Tom Hollander Joins Invisible Woman

Ralph Fiennes' Dickens biopic

Tom Hollander Joins Invisible Woman

by Owen Williams |
Published on

The Charles Dickens bicentenary continues to fling interesting projects at us, like Mr Smallweed hurling cushions at his wife. Along with BBC and BFI seasons and Mike Newell's Great Expectations, Ralph Fiennes is directing The Invisible Woman, in which he'll also play the author. Just set to join him is Tom Hollander, who'll be playing Dickens' friend and frequent collaborator Wilkie Collins.

Calling The Invisible Woman a "Dickens biopic" is useful shorthand, but it also ironically plays into exactly what the the book and the film are about: Dickens' secret mistress Ellen "Nelly" Ternan, and her airbrushing from his official history.

Ternan was a theatre actress (a year younger than Dickens' eldest daughter) with whom Dickens conducted an affair for the last thirteen years of his life. As a member of a less-than-respected profession, Nelly's social position was negligible, and Dickens went to inordinate lengths to keep the relationship out of the public eye. Exposure as Dickens' mistress would have brought the actress utter disgrace and ruin during his lifetime, but she did achieve some status after Dickens' death, despite their relationship having by then come to light.
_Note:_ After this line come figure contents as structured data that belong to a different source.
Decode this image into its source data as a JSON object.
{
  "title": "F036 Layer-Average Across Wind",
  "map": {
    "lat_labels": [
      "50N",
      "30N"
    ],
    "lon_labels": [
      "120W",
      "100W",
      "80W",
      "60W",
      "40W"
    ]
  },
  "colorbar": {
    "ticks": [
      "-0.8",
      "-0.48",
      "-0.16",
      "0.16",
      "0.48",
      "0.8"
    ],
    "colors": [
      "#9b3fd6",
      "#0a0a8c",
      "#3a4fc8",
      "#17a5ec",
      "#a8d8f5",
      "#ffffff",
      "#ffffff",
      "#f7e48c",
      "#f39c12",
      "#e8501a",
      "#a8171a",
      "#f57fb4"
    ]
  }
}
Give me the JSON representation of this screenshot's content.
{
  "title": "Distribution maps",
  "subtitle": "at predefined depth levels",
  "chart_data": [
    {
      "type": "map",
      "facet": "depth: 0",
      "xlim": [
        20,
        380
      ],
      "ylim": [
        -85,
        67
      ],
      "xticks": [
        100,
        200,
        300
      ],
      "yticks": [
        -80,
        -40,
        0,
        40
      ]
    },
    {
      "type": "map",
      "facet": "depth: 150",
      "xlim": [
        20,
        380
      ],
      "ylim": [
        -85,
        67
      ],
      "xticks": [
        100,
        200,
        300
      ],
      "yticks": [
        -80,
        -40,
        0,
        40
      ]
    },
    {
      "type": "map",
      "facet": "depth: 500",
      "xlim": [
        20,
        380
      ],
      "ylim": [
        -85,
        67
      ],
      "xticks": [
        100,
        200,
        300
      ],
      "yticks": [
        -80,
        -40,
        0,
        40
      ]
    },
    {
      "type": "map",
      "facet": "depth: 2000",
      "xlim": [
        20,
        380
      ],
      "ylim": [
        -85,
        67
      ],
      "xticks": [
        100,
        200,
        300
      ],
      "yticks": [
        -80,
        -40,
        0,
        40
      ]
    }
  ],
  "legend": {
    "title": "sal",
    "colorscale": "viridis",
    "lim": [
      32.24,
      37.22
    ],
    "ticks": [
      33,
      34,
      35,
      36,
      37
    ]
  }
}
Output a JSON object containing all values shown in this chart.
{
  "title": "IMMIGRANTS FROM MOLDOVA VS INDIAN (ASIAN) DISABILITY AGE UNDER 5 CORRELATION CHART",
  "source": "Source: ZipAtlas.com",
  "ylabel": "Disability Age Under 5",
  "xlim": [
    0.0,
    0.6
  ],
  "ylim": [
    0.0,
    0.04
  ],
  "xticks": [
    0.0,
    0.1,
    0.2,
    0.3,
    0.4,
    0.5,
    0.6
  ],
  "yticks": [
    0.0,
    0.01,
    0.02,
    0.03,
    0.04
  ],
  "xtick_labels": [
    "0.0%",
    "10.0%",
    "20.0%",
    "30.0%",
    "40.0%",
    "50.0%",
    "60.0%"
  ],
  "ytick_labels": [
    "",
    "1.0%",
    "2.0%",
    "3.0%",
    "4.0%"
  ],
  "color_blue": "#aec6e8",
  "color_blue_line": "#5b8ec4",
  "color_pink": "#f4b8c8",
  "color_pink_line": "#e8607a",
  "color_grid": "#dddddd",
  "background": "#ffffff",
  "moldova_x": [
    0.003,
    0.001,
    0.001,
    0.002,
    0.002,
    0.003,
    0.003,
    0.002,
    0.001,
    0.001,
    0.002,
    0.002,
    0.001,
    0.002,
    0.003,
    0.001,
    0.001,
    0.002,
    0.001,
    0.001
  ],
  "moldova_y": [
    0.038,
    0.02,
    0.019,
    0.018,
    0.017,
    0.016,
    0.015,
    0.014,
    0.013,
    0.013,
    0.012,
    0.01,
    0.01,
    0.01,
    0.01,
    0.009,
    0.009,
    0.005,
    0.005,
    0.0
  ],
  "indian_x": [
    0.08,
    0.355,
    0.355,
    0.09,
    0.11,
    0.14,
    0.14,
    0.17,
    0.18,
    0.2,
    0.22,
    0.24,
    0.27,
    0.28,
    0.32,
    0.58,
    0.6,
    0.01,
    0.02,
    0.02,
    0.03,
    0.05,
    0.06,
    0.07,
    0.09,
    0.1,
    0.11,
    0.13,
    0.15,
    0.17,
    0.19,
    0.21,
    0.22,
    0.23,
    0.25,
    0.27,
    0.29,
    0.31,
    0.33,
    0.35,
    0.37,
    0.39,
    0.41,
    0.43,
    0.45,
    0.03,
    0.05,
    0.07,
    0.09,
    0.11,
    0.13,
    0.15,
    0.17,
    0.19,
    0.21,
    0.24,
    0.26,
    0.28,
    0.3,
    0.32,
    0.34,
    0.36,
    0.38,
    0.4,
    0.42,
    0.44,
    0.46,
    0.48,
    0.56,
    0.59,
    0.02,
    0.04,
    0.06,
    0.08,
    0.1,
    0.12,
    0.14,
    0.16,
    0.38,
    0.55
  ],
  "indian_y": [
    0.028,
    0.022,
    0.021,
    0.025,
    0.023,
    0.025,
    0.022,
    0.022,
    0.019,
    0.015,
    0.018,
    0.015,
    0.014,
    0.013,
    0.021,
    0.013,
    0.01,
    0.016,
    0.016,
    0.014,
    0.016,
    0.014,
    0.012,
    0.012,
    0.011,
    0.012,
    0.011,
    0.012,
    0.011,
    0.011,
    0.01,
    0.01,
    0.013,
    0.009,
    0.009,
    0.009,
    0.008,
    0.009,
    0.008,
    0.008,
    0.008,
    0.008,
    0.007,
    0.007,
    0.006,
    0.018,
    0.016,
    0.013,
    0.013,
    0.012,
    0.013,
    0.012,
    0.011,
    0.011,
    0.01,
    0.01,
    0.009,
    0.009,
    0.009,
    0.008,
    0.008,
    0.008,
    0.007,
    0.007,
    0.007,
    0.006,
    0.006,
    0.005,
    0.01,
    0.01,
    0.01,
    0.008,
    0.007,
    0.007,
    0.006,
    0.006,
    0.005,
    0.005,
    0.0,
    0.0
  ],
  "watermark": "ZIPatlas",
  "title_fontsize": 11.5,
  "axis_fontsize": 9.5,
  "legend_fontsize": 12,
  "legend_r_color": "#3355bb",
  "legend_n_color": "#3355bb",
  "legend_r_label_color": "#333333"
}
Expect a colourful depiction of the world of the Victorian theatre, masking an excoriating view of nineteenth-century social mores. Felicity Jones is playing Nelly, with Joanna Scanlan as Dickens' long-suffering wife Catherine, and Kristin Scott Thomas as Nelly's mother Frances. Holland, as we said, is Wilkie Collins, most famous as the author of The Moonstone and The Woman In White, but also a prolific playwrite. He co-authored The Frozen Deep with Dickens, and it was on that fateful production that Dickens and Nelly first met.

The screenplay is by Shame's writer Abi Morgan, and it's based on Claire Tomalin's book, first published in 1991. Shooting starts in April.

The Invisible Woman is available in paperback from Penguin, and Tomalin's more recent Charles Dickens: A Life is currently still only in hardcover from Viking.